For the next couple of years, the Tory-led government and – until the next London Mayoral election – Boris Johnson, will be able to reap the rewards of Labour’s investment in an affordable housing building programme. In London, Boris will be able to point, with some enthusiasm, to more than 14,000 new affordable homes which will be built in 2011-12 and claim them as an achievement of his mayoralty whilst Grant Shapps can cut ribbons and hand over keys to families moving in and try and portray the completion of Labour’s building programme as a Tory success.
What we won’t see as much of is the traditional photo taken on new building sites, shovels in hand. At first, this won’t produce much comment – new homes will be being completed, families will be moving in. Two years down the line however, and it’ll all become too clear what’s happened. By then, someone else might be in City Hall and they’ll have to pick up the pieces.
The Tory government has told us to keep faith – to believe them when they say they have a plan to fill the gap left by their slashing of government funding for new affordable homes – and this week we were given some details.

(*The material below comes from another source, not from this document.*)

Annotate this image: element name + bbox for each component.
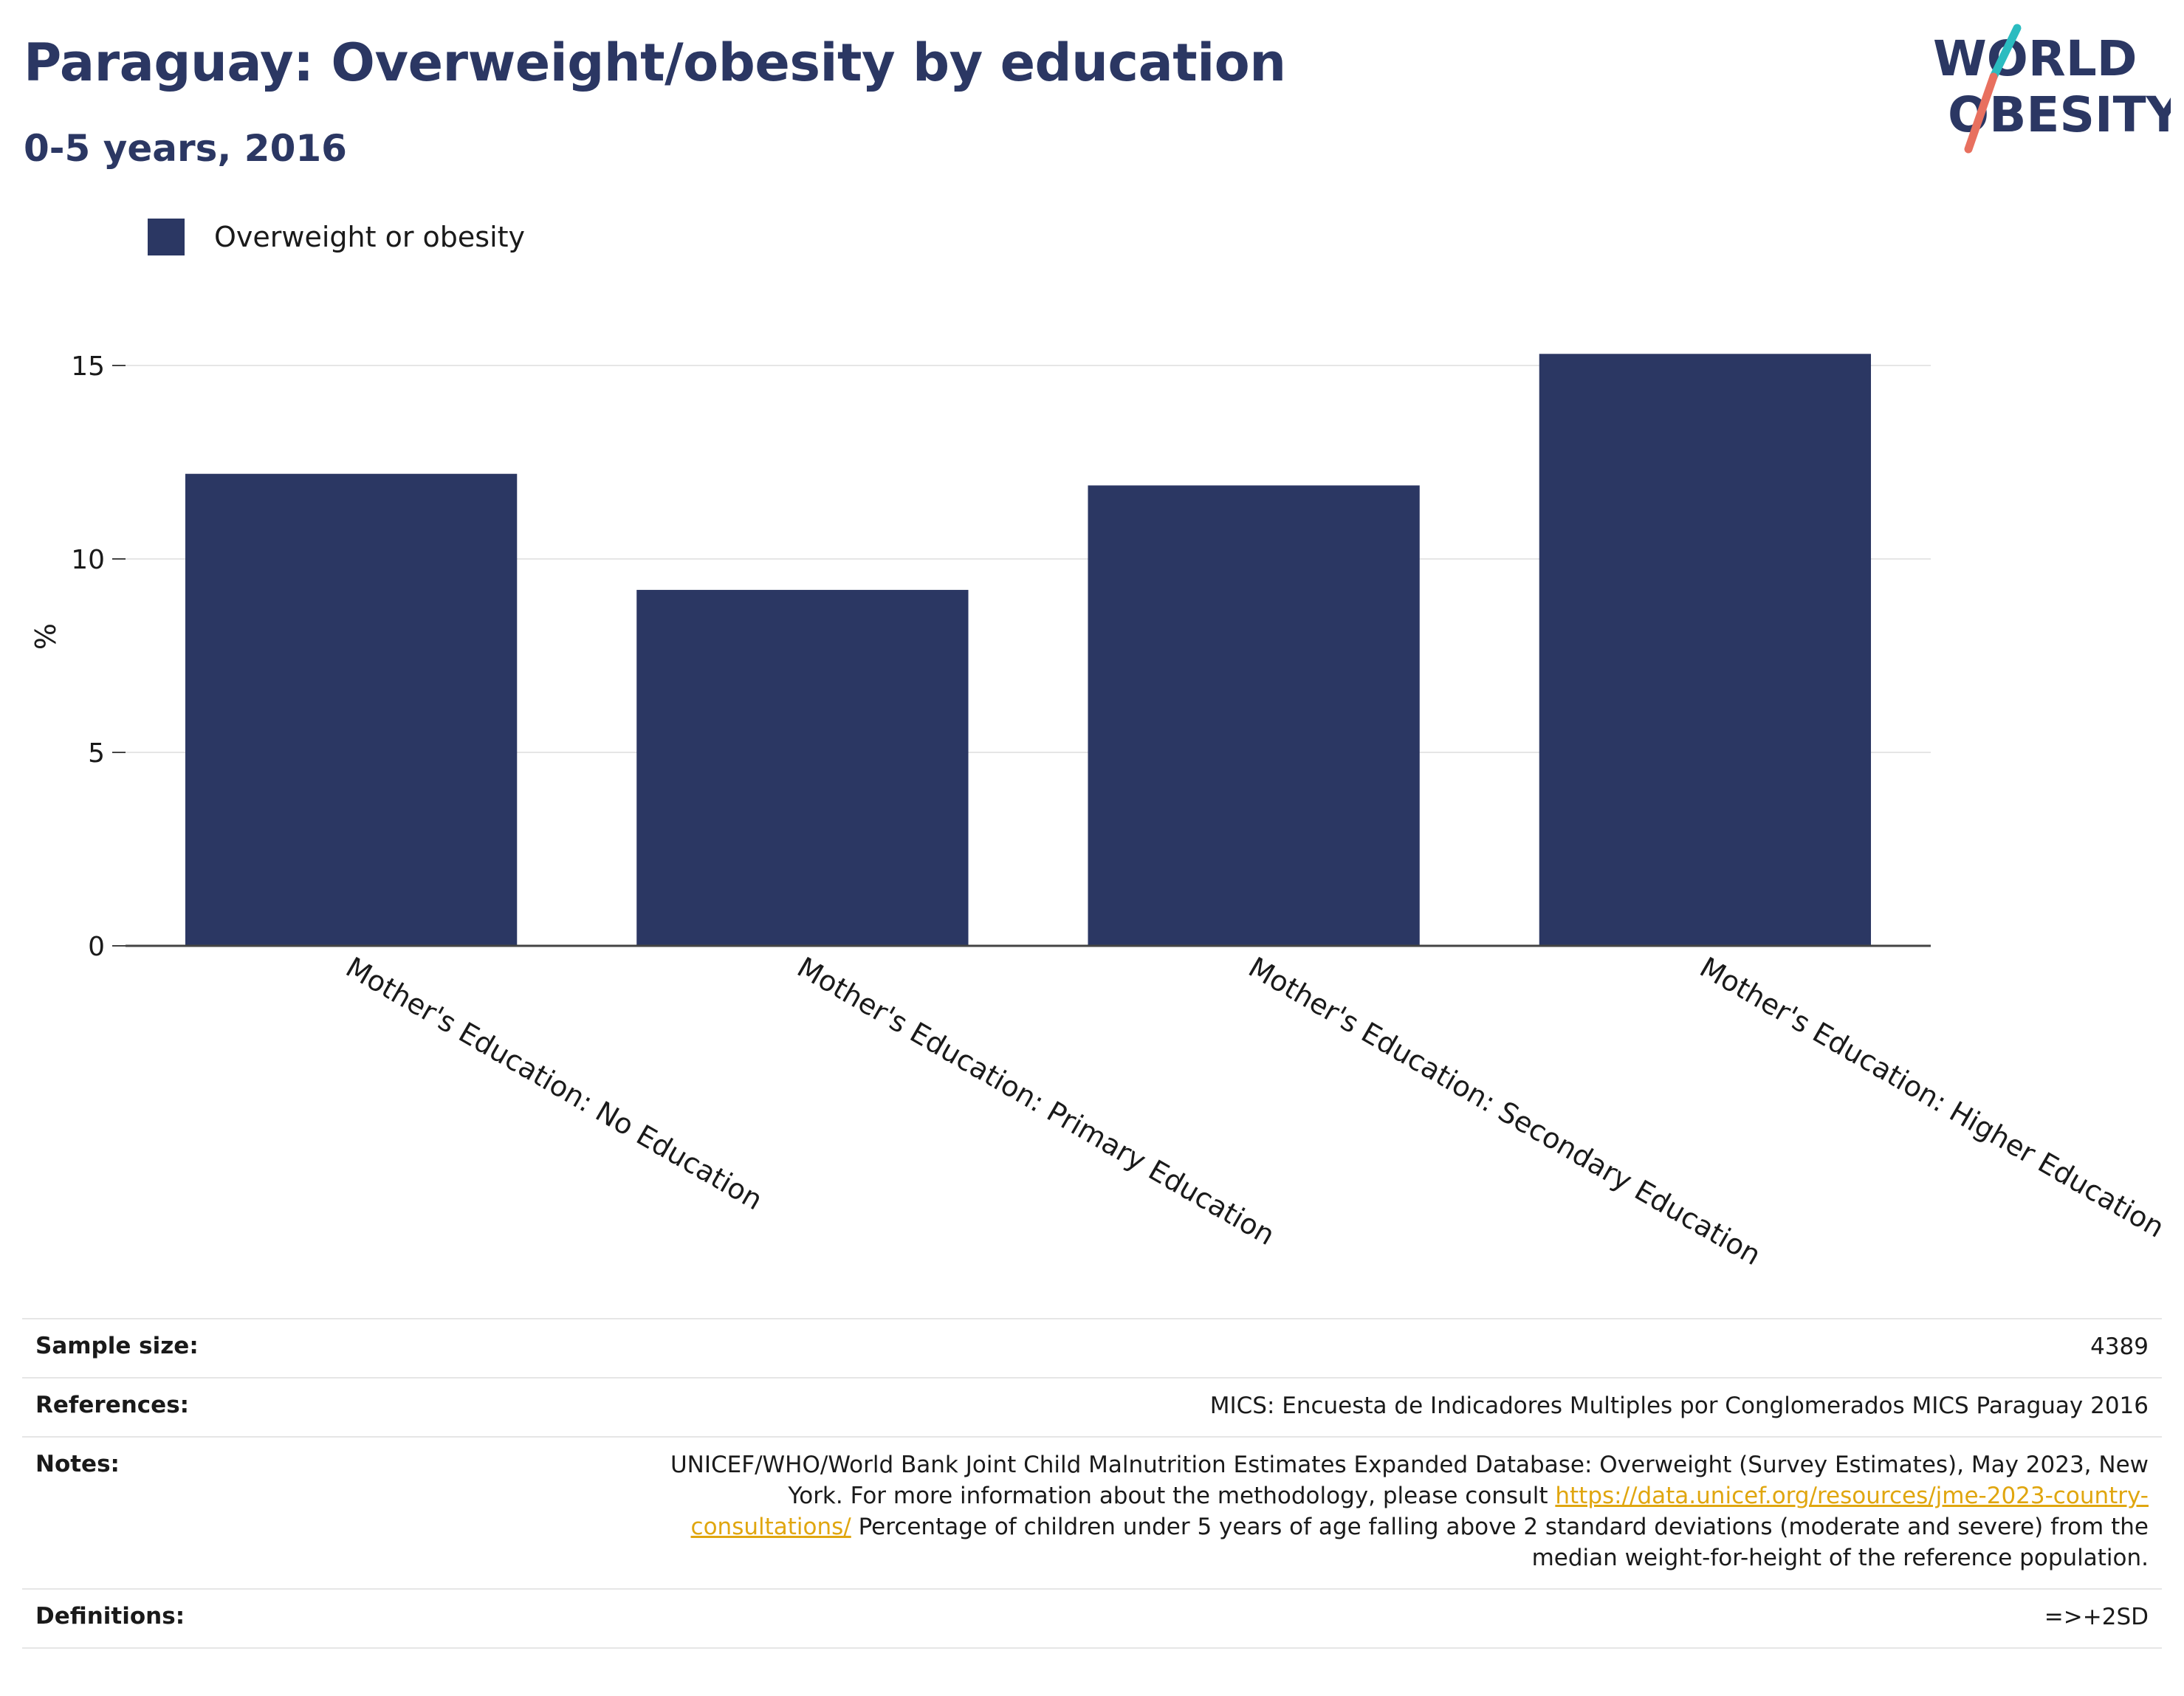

Where there was once government funding from the Treasury to subsidise and fund the building of homes, now we will see rents rise for almost every new housing association tenant to up to 80% of market rent.
There will be no link to housing benefit caps. As a consequence, in London rents may treble or more as a consequence; only a Tory government could dare call rent at those levels ‘affordable’.
There’s no indication as to how this policy will work. There are no projections for how many housing associations will put rents up by this much, how much money this will raise and how many new homes will then be built but plenty of well established doubts from experts across the housing sector.
What we do know is that new projects need to start now and start on a scale to match Labour’s building programme to avoid a genuine housing crisis by the end of the parliament, passing the buck to housing associations and the cost to tenants simply isn’t good enough.